(Reuters) - Shares in bookmakers William Hill (WMH.L) and Ladbrokes Coral LCL.L plunged on Monday on a report that Britain will slash the top stake on high-street betting terminals to just 2 pounds.
The bookmakers said the limit, if confirmed, would result in job losses and shop closures, while campaigners urged the government to hold its nerve.
The government said in October it would reduce the maximum stake on in-shop fixed odds betting terminals (FOBTs) to between 2 and 50 pounds from 100 to help tackle problem gambling after a consultation ending on Tuesday.
The Sunday Times newspaper cited an ally of Culture Secretary Matt Hancock - appointed this month - as saying the limit would be set at the bottom of that range.
An FOBT is a touch-screen machine that allows players to bet on the outcome of various games such as roulette. Dubbed the “crack cocaine” of gambling, campaigners argue that the machines enable players to lose money too quickly, leading to addiction and wider social problems.
William Hill and Ladbrokes Coral, which have the biggest presence on the high street, were dismayed.
“We are very clear that stake cuts will fail to adequately address any issue of problem gambling,” said Ladbrokes Coral, which is being bought by the online gambling firm GVC (GVC.L) for a cash-and-share sum that depends on the outcome of the review. Ladbrokes took about 800 million pounds of revenue from gaming machines in 2016.
Ladbrokes shares were down 9 percent at 166 pence at 1400 GMT and rival William Hill was down 12 percent at 295 pence, the biggest loser on the FTSE mid-cap index .FTMC. Paddy Power PPB.L was off 0.9 percent at 8,370p.
“The impact of this rumour on our share price this morning illustrates the drastic impact such a move would have on the retail betting sector”, William Hill Chief Executive Philip Bowcock said in an emailed statement.

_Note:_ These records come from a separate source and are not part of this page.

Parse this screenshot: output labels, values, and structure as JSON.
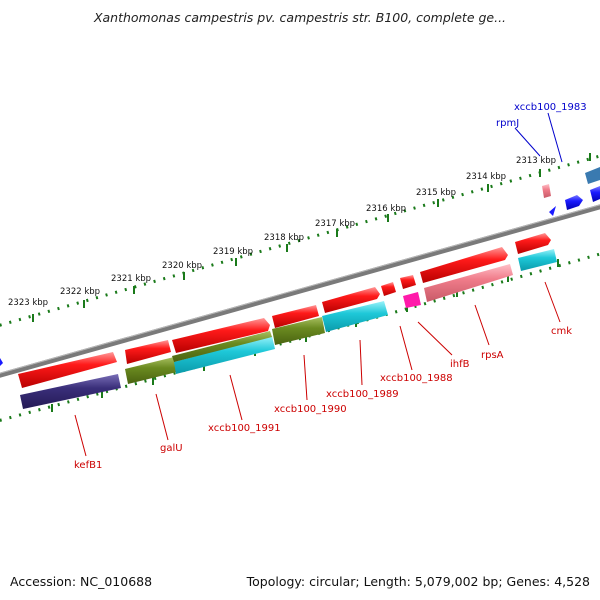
{
  "title": "Xanthomonas campestris pv. campestris str. B100, complete ge...",
  "footer": {
    "accession": "Accession: NC_010688",
    "info": "Topology: circular; Length: 5,079,002 bp; Genes: 4,528"
  },
  "scale_labels": [
    "2313 kbp",
    "2314 kbp",
    "2315 kbp",
    "2316 kbp",
    "2317 kbp",
    "2318 kbp",
    "2319 kbp",
    "2320 kbp",
    "2321 kbp",
    "2322 kbp",
    "2323 kbp"
  ],
  "genes_reverse": [
    "kefB1",
    "galU",
    "xccb100_1991",
    "xccb100_1990",
    "xccb100_1989",
    "xccb100_1988",
    "ihfB",
    "rpsA",
    "cmk"
  ],
  "genes_forward": [
    "xccb100_1983",
    "rpmJ"
  ],
  "colors": {
    "cds_red": "#ff1a1a",
    "dark_navy": "#3a2f7a",
    "olive": "#6a8a20",
    "cyan": "#1ec8d8",
    "pink": "#f07c8a",
    "magenta": "#ff1aaa",
    "blue": "#1a1aff",
    "steel_blue": "#3a7ab0",
    "backbone": "#808080",
    "ruler": "#1a7a1a"
  }
}
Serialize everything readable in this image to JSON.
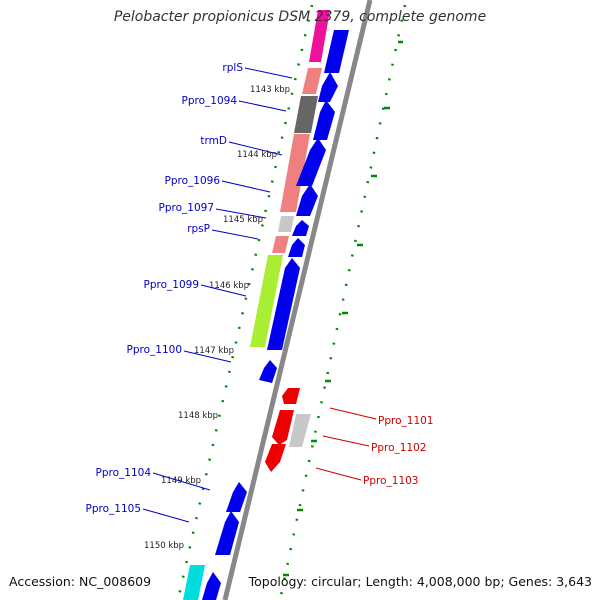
{
  "title": "Pelobacter propionicus DSM 2379, complete genome",
  "accession_text": "Accession: NC_008609",
  "summary_text": "Topology: circular; Length: 4,008,000 bp; Genes: 3,643",
  "tick_labels": [
    "1143 kbp",
    "1144 kbp",
    "1145 kbp",
    "1146 kbp",
    "1147 kbp",
    "1148 kbp",
    "1149 kbp",
    "1150 kbp"
  ],
  "genes": [
    {
      "name": "rplS",
      "strand": "forward"
    },
    {
      "name": "Ppro_1094",
      "strand": "forward"
    },
    {
      "name": "trmD",
      "strand": "forward"
    },
    {
      "name": "Ppro_1096",
      "strand": "forward"
    },
    {
      "name": "Ppro_1097",
      "strand": "forward"
    },
    {
      "name": "rpsP",
      "strand": "forward"
    },
    {
      "name": "Ppro_1099",
      "strand": "forward"
    },
    {
      "name": "Ppro_1100",
      "strand": "forward"
    },
    {
      "name": "Ppro_1101",
      "strand": "reverse"
    },
    {
      "name": "Ppro_1102",
      "strand": "reverse"
    },
    {
      "name": "Ppro_1103",
      "strand": "reverse"
    },
    {
      "name": "Ppro_1104",
      "strand": "forward"
    },
    {
      "name": "Ppro_1105",
      "strand": "forward"
    }
  ],
  "colors": {
    "forward_label": "#0000cc",
    "reverse_label": "#cc0000",
    "forward_gene": "#0000ee",
    "reverse_gene": "#ee0000",
    "backbone": "#888888",
    "dots": "#008800"
  }
}
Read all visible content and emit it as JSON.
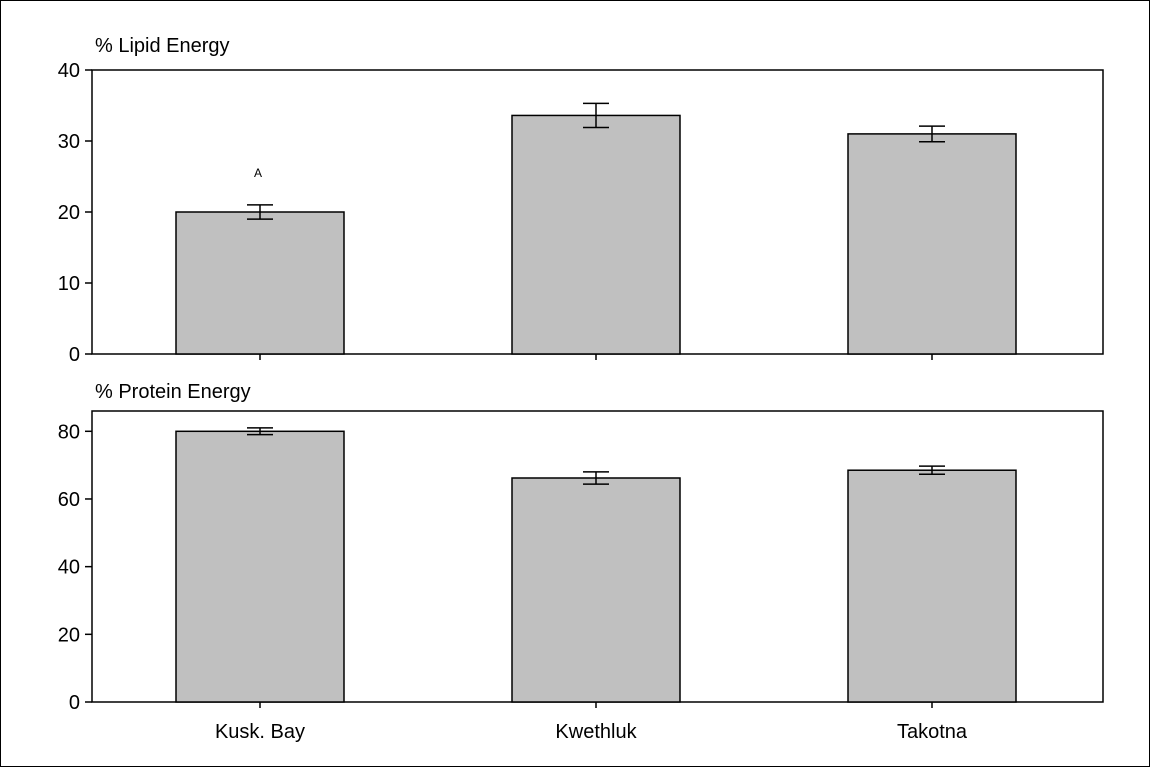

There are almost 8,800 betting shops in the UK and each is allowed a maximum of four machines.
The terminals have helped to keep betting shops going when many younger gamblers have switched to betting on sports events using smartphones or tablets.
The Department for Digital, Culture, Media and Sport declined to confirm the Sunday Times report, saying that it would make a final decision “in due course once all the evidence has been considered”. That could take weeks or months.
Campaigners against the machines - including politicians from all parties, city mayors, professors and senior clerics - said they were sending a letter to Prime Minister Theresa May to urge the government to cut the stake to 2 pounds.
“The government must not waver in helping the vulnerable,” said a copy of the letter shown to Reuters. “It must not bend to the power of the bookmaker lobby. The time has come for the government to act.
“The health and wellbeing of our country is at issue.”
Ladbrokes Coral Group, currently Britain’s largest bookmaker, has more than 3,500 betting shops employing over 25,000 people. William Hill has 2,376 shops employing more than 12,500.
GVC is to spend up to 4 billion pounds to secure a high street presence with Ladbrokes, but the terms mean the price will be cut if projected FOBT income falls. GVC declined to comment on the Sunday Times report.
The reduction of the maximum stake is set to be the biggest regulatory change in the industry since the 2005 Gambling Act, and is seen as likely to set off a new round of acquisitions.